I’m not sure what the proper name is for what this moment feels like, but ascension gets awfully close to right.

Getting Shot…

I was one of the designated red shirts in the office today (and before you ask, yes, I really do wear red shirts on the days I have to schlep over to the office). It’s the Friday before a holiday weekend, so the day is one of those that could easily have gone either way. Aside from a couple of systems I needed to use not working for half the day (which is fairly normal), the day broke towards the better than expected side. Occasionally I’m pleasantly surprised like that.

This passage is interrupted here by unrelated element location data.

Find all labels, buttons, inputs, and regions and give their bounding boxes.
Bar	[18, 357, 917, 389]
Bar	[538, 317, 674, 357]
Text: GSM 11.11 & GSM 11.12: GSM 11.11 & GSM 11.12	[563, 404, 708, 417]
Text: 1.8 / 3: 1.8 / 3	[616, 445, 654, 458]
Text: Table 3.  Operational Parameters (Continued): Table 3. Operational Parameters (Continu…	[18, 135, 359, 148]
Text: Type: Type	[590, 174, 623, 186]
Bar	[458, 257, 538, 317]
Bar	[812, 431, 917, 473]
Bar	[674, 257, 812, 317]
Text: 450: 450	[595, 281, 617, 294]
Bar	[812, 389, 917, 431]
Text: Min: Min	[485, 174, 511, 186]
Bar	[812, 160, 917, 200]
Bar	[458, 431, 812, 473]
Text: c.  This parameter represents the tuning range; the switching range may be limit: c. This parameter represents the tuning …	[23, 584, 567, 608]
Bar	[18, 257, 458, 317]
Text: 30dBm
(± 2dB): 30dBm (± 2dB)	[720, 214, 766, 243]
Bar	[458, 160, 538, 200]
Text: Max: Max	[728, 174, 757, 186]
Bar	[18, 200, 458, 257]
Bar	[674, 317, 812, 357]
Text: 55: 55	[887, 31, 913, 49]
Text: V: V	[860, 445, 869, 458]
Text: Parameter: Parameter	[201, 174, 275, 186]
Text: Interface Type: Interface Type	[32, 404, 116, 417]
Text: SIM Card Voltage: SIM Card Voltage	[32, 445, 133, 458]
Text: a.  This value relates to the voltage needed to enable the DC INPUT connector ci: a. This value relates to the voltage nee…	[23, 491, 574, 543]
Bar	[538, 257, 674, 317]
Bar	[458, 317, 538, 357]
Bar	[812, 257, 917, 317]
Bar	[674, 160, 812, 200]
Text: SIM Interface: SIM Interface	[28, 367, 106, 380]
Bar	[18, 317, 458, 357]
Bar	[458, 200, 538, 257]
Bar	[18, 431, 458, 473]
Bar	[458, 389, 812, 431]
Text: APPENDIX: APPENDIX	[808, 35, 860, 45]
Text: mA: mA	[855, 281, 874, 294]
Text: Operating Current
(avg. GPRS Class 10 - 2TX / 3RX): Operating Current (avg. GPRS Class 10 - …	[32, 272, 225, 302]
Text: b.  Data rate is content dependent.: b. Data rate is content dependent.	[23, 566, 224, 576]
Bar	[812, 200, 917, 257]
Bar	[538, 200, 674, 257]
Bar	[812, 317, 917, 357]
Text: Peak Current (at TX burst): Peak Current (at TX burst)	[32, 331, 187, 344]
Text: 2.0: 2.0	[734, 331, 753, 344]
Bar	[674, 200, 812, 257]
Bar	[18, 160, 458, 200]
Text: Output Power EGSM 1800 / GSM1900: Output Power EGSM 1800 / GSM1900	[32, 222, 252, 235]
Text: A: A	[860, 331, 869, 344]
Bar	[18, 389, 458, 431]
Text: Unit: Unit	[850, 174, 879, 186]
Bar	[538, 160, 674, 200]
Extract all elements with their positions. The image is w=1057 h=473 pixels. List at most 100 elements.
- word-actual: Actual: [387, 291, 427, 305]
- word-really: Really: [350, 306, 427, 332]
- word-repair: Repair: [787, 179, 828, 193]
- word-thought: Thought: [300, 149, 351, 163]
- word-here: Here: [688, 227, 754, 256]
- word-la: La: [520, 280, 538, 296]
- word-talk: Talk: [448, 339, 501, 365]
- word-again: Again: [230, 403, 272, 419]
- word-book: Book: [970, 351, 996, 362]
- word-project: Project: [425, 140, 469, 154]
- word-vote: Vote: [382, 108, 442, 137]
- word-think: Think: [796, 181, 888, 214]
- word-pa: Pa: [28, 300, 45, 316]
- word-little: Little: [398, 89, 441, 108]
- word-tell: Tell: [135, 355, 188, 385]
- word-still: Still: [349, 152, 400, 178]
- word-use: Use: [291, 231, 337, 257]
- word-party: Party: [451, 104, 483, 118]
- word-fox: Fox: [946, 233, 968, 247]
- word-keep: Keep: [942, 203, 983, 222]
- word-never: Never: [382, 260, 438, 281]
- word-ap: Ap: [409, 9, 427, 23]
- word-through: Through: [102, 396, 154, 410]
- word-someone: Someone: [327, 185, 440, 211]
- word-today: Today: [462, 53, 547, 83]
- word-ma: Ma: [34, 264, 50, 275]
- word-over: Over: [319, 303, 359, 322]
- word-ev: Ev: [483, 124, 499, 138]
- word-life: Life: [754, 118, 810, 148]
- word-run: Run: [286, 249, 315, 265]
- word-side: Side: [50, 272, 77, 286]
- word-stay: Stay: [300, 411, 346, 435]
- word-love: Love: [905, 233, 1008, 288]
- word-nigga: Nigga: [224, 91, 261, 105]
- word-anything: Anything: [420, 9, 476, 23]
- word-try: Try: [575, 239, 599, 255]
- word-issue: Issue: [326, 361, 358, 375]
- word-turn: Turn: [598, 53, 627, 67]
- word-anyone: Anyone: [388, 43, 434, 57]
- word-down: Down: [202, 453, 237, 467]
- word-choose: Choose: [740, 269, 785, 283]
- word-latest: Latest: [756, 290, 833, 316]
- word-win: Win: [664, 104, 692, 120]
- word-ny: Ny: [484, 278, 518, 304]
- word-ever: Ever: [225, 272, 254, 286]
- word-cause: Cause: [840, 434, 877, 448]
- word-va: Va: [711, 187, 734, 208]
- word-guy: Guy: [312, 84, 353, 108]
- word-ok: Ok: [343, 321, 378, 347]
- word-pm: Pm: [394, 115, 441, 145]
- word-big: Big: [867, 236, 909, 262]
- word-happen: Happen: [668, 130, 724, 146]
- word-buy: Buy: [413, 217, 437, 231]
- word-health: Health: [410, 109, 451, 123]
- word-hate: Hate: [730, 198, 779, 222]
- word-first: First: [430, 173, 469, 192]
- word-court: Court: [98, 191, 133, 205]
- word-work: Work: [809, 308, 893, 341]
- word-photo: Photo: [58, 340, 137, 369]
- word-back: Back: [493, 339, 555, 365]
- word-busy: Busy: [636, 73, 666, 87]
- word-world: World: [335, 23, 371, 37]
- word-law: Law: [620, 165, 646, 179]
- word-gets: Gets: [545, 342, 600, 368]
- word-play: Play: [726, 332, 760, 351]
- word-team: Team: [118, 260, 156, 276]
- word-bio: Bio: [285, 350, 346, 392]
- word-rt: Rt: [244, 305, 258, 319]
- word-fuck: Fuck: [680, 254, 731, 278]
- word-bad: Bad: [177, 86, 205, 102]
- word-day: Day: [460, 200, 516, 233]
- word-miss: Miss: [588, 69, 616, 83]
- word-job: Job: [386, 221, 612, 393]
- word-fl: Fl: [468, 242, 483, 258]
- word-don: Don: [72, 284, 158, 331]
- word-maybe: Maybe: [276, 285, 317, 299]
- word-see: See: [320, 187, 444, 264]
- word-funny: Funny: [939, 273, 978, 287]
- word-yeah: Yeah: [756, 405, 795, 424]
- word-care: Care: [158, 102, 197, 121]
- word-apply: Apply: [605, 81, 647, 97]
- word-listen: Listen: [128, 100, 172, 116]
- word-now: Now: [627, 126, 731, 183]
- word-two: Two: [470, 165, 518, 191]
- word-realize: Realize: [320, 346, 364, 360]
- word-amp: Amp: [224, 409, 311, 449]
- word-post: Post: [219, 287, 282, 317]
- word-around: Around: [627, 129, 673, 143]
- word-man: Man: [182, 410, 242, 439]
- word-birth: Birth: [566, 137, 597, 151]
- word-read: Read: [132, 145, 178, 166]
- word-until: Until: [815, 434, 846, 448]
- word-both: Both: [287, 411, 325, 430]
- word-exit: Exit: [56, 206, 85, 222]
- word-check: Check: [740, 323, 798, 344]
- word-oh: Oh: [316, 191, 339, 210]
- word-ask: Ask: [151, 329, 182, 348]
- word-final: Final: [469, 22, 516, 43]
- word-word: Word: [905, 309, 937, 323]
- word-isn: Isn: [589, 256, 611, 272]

The big news of the day, though, was the handful of us who got tagged to be “early adopters” of the COVID-19 vaccine. Mostly it went to some of the people who have been here day in and day out since last March. I don’t begrudge them getting to the front of the line in any way. The more of that bunch who roll up their sleeves, the better protected I am on the periodic days I’ve got to spend taking my turn in cubicle hell.

The more subtle undercurrent of the day was the more quiet voices adamantly asserting “No way I’m taking that,” or “it’s unproven,” or “the damned government has injected me with enough stuff already.” I’ve been told we’re not supposed to mock “those with vaccine hesitancy,” so I won’t… not publically, at least. I’m thankful for their hesitancy, too, in a way… because every one of them who turns it down puts me just a little higher on the list.

I threw myself on the waiting list a week or two ago, not really expecting much to come of it. Turns out, either we accidentally ended up with way too much product or way too little interest, because by the end of the day I, too, had some of Moderna’s finest rapidly developed and tested, emergency use approved vaccine racing through my system. Maybe I’ll grow a tail or drop dead from god knows what side effect 30-years from now… but I’m a step closer to getting back to trolling through shops that smell of old paper, and that makes this possibly the best Friday I’ve ever spent in the office.

And to think they say getting shot is a bad thing.